Another, somewhat different reply occurs to me: Plausibly the reason why growth rates have been roughly steady for the past sixty years or so is that world population growth has slowed down (thanks to education, birth control, etc.). So on this view, there's technological growth and there's population growth, and combined they equal GWP growth, and combined they've been on a hyperbolic trajectory for most of history but recently are merely on an exponential trajectory thanks to faltering population growth.

If this story is right, then in order for GWP growth to accelerate again, we either need to boost population growth, or boost technological growth even more than usual, i.e. even more than was the case in previous periods of GWP acceleration like the industrial revolution or the agricultural revolution or, well, literally any period.

So, I'd conclude that it's unlikely for GWP growth to accelerate again, absent specific reasons to think this time will be different. AGI is one such reason. The other answers people are giving are other reasons (though I don't find them plausible.)

Ah, OK. Good point. I think when it accelerated previously, it was the result of a small number of technologies, so long as we are careful to define our technologies broadly enough. For example, we can say the acceleration due to the agricultural revolution was due to agriculture + a few other things maybe. And we can say the acceleration due to the industrial revolution was due to engines + international trade + mass-production methods + scientific institutions + capitalist institutions + a few other things I'm forgetting. I'm looking for something similar here; e.g. Abram's answer "We automate everything, but without using AGI" is acceptable to me, even though it's only a single technology if we define our tech extremely broadly.

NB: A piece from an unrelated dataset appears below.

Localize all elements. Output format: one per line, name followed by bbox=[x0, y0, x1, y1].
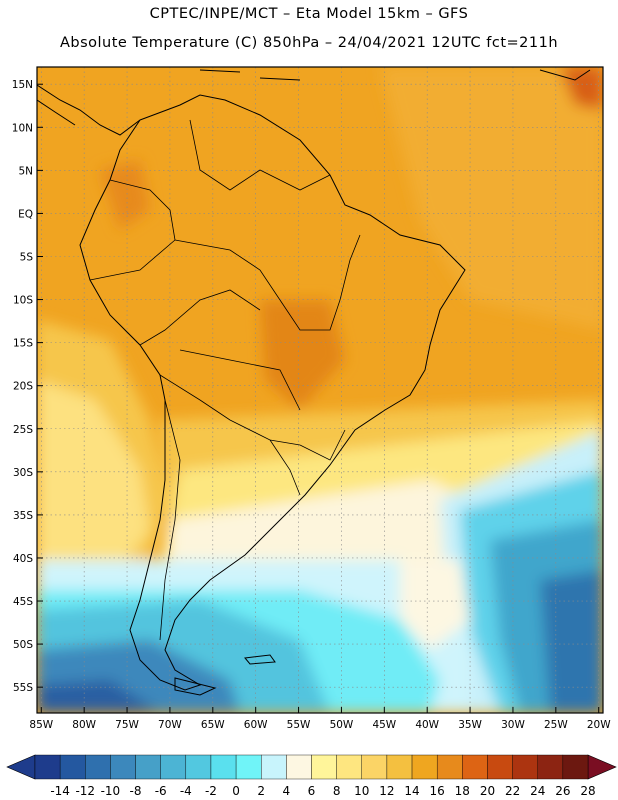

the acceleration due to the agricultural revolution was due to agriculture + a few other things maybe

This linguistic trick only seems to work because you have a single word ("agriculture") that describes most human work at that time. If you want the analogous level of description for "what is going to improve next?" just look up what people are doing in the modern economy. If you need more words to describe the modern economy, then I guess it's going to be "more technologies" that are responsible this time (though in the future, when stuff we do today is a smaller part of the economy, they may describe it using a smaller number of words).

we can say the acceleration due to the industrial revolution was due to engines + international trade + mass-production methods + scientific institutions + capitalist institutions + a few other things I'm forgetting

If you are including lists that long then I guess the thing that's going to change is "improved manufacturing + logistics + construction + retail + finance" or whatever, just sample all the stuff that humans do and then it gets improved.

(I think "a few other things" is actually quite a lot of other things, unless you construe "mass-production" super broadly.)

It's fair to call what I did a linguistic trick, but that cuts both ways--it's equally a linguistic trick to say that my original question assumed a small number of technologies. I did have possibilities like the one you mention in mind when I wrote the question, though in retrospect I didn't make that clear. I think the possibility you raise is a good one, and similar to Abram's.

"Do paperclips count as GDP" (Quote from someone)

What is GDP doing in a grey goo scenario. What if there are actually several types of goo that are trading mass and energy between each other? 

What about an economy in which utterly vast amounts of money are being shuffled around on computers, but not that much is actually being produced.

There are a bunch of scenarios where GDP could reasonably be interpreted as multiple different quantities. In the last case, once you decide whether virtual money counts or not, then GDP is a useful measure of what is going on, but measures something different in each case.